Wie Jaras mitteilt, wurden Gefangene von ihren Befragern kontaktiert. Die betroffenen Gefangenen können in zwei Gruppen unterteilt werden. Die erste Gruppe hat bereits ihren Gerichtsbeschluss erhalten, die zweite Gruppe wartet auf ihr Urteil.
Bei den Interviews wurde den Gefangenen ein Skript mit dem Geständnis gegeben. Sie wurden dann vom Befrager aufgefordert, den Inhalt in eigenen Worten wiederzugeben. Den Gefangenen, die sich weigerten, wurde gedroht, dass ihre Urteile rechtskräftig werden und sie Nowrooz [das persische Neujahrsfest] im Gefängnis verbringen würden. Gefangenen, die ihren Gerichtsbeschluss noch nicht erhalten haben, wurde mit höheren Strafen gedroht. In den vorgeschriebenen Geständnissen müssen die Gefangenen ihre Unterstützung für den Führer und seine Positionen erklären.
Nach dem Interview wird der Text des Geständnisses zur Verbreitung an Nachrichtenagenturen gegeben, die dem reformorientierten Lager nahe stehen.
Früher wurden die Gefangenen unmittelbar nach ihrer Freilassung in die Nachrichtenagentur ISNA geschickt. In dem neuen Szenario wurde jetzt auch ILNA angewiesen, die erzwungenen Geständnisse zu senden. Anders als in der Vergangenheit kann das Datum des Interviews jetzt auch Tage oder sogar Monate nach dem Datum der Freilassung liegen. Darüber hinaus wird der Text des Interviews von den Behörden direkt an die Nachrichtenagenturen gegeben.
Wenn sich Direktoren von Nachrichtenagenturen weigerten, die Interviews zu veröffentlichen, wurden sie vor die Wahl gestellt, entweder zu tun, was von ihnen verlangt wird, oder von ihrem Posten zurückzutreten.
Ein freigelassener Gefangener sagte Jaras gegenüber: „Es gibt keinen Unterschied zwischen zu Hause und dem Gefängnis; das ganze Land ist ein Gefängnis geworden. Obwohl ich und andere freigelassene Gefangene seit unserer Freilassung nicht politisch aktiv waren, sind wir von unseren Befragern unter Druck gesetzt worden, damit wir in Interviews den Führer preisen.“
„den Führer preisen“
Was kommt dabei mittel- und langfristig heraus ?
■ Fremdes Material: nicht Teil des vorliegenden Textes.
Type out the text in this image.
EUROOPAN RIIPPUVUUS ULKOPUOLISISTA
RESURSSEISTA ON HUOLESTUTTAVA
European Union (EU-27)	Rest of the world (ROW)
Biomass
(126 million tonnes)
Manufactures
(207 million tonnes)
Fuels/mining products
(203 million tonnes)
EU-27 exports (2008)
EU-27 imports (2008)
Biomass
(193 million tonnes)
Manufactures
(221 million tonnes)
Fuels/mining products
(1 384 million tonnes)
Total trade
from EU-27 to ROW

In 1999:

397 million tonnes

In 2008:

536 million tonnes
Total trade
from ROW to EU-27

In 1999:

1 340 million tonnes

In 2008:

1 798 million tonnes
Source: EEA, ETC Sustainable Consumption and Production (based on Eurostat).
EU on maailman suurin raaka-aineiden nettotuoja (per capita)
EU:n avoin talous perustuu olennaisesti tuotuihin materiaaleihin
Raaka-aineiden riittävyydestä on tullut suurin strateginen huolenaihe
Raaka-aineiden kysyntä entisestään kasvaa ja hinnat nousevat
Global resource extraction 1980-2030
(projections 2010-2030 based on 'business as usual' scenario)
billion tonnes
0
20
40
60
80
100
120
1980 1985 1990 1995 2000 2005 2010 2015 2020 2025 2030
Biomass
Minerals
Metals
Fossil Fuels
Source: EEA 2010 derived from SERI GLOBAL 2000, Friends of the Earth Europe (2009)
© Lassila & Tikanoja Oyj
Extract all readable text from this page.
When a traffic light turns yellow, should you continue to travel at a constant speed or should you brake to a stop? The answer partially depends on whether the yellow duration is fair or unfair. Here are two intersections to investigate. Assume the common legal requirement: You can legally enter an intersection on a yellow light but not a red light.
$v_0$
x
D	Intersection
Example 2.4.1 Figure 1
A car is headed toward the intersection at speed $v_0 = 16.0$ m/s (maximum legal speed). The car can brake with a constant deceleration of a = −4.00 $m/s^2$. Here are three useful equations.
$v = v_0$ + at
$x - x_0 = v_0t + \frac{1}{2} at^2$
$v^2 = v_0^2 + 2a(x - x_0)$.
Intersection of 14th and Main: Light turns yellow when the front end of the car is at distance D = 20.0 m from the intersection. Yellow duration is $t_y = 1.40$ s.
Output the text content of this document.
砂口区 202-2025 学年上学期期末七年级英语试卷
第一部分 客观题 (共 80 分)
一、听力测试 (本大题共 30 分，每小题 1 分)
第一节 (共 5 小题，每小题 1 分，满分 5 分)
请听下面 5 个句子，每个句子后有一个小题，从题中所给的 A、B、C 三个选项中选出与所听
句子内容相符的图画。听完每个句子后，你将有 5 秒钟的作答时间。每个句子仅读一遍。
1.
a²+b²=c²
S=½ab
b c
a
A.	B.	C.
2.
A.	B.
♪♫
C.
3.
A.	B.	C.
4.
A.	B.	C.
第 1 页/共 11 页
»Freiheit ist allmächtig und daher in der Lage, den Ambitionen und Bestrebungen hohen Intellekts gerecht zu werden, um die Flamme des Wetteiferns und des ehrgeizigen Bemühens um die höchste Stelle lebendig zu halten. … so dass diese kreativen Kräfte auf natürliche Weise, weil in Freiheit, erstrahlen. … Aber wir von heute haben in unserer Kindheit offenbar die Lektionen eines milden Despotismus erlernt …. Daher entwickeln wir nichts als eine ausgezeichnete Begabung für Schmeicheleien. «
(Pseudo-)Longinus, „Peri hypsous“ („Über das Erhabene“)
[in der ersten Hälfte des 1. Jahrhunderts n. Chr. publiziert; eines der bedeutendsten dichtungstheoretischen Werke der Antike, auf Griechisch verfasst]
Hinzufügen muss man neben der von Longinus analysierten künstlichen Verdummung von Begabungen auch den – schon seit Jahrzehnten andauernden – „brain drain“ aus Iran nach z.B. Europa.
Ich kann nur hoffen, dass diese „Preisung“ niemand glaubt. Das kann höchstens die bildungsarme Bevölkerung interessieren. Alle Intellektuellen, und das ist ein hoher Prozentsatz, wissen genau was da läuft. Mir tun nur die armen Menschen leid, die sich zwischen Unwahrheit und neuerlichen Qualen entscheiden müssen. Erschütternd ist, dass mich das alles an die christliche Inquisition erinnert.